Unlike general belief, scuba diving does not require superhuman swimming powers. The equipment makes it possible and your attitude makes it simple. The goal of scuba diving is to spend as little energy as possible while diving. The more relaxed you are longer your supply of air will last. In aviation, while flying you control your rate of climb or descend with engine power/thrust, whereas, during scuba diving, the diver uses his lungs like bellows to control buoyancy and achieve weightlessness. This minimizes the effort of swimming to maintain depth and therefore reduces gas consumption.
It is all very sensual, surreal. Hanging 30 feet underwater, the ocean is more lively and brisk sans waves. As in dreams and/or flying the point of scuba diving is not to focus on yourself, but it is on the beauty of the underwater world. There is nothing to be accomplished on dive except to explore and celebrate life. The deep blue world to which you surrender completely.
Every time you dive, you hope you’ll see something new — some new species. Sometimes the ocean gives you a gift, sometimes it doesn’t. You learn to be patient and restrain yourself. You allow the fishes to swim to you rather you doing it and scaring them and running out of oxygen. You learn to be smart. I respect the unique experience of each dive.

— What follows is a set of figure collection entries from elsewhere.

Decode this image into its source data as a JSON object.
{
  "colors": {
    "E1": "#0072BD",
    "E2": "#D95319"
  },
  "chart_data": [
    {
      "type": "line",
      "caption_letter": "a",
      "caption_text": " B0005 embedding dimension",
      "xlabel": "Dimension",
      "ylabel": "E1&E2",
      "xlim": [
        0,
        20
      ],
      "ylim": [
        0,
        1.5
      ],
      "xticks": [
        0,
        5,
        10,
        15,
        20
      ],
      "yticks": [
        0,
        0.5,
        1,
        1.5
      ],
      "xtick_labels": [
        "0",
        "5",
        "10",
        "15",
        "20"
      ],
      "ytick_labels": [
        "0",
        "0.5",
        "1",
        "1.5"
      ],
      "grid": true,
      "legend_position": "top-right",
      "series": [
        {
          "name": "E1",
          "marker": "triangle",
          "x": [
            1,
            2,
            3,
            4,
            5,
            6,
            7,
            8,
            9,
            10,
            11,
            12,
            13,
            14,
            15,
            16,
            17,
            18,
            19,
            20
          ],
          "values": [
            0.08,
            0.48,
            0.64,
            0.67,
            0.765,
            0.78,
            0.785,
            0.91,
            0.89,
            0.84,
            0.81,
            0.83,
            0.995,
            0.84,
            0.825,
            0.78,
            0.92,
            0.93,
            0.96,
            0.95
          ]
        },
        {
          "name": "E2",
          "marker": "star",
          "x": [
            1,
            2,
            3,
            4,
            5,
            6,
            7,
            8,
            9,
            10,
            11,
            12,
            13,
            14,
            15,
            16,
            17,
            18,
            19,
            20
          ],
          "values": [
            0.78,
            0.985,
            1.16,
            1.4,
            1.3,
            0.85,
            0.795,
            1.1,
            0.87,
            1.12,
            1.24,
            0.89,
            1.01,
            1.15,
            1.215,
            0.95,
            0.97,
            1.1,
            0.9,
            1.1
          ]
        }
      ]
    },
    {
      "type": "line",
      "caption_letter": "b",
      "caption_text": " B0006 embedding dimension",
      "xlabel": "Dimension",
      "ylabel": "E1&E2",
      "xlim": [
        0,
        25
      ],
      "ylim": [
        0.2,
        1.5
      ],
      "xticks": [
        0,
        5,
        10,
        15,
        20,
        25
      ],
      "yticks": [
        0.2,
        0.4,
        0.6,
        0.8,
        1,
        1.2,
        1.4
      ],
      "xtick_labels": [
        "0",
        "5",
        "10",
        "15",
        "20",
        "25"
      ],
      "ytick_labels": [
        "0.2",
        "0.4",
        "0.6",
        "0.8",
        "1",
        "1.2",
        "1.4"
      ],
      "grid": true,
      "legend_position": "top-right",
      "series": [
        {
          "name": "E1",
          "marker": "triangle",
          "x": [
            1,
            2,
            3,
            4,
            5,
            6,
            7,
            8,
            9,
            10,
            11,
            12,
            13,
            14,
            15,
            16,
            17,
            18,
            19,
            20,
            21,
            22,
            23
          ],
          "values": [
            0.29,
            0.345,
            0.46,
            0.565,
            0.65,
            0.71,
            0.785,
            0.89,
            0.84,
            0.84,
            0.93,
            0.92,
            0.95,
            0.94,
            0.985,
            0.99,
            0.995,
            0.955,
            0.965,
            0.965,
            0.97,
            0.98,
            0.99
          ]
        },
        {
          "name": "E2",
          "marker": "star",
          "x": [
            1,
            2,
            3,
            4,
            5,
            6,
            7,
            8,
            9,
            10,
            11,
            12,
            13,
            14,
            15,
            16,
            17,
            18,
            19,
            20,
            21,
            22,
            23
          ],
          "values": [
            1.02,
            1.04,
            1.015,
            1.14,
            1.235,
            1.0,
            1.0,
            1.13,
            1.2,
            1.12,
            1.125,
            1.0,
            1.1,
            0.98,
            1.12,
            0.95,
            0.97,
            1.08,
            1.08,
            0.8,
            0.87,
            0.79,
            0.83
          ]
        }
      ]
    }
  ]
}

For most people, this is as close to being an astronaut as you’ll ever get. It’s leaving planet Earth behind and entering an alien world.
Mary Frances Emmons
Humans are terrestrial animals and both water and air are essential for existence on land but we can not naturally survive either in water or in air. With each dive, you learn to lose one’s own point of view and discover a new perspective of life. The diver acquires a new weightless outlook. Politically left or right, heavy as sin or lightness of virtue, right or wrong, morally straight or corrupt, the diver sheds everything. Or is it an unfamiliar environment mixed with constant threat leading to anxiety and terror? Sometimes, exhilaration grows into disorientation. You have got to think and make your own choice. This brings us to the most prominent question why diving? I tell them it is like going to a different world. For me, it is like going to outer space. The same feeling of floating in a spacesuit. The same feeling of life slowing down when you go supersonic in a fighter jet. And what a better way to spend holidays- wake up, eat breakfast, dive, lunch, sleep, dive, enjoy evening tea with another beautiful sunset, dinner, some small talk about the days diving, and sleep again … very relaxing.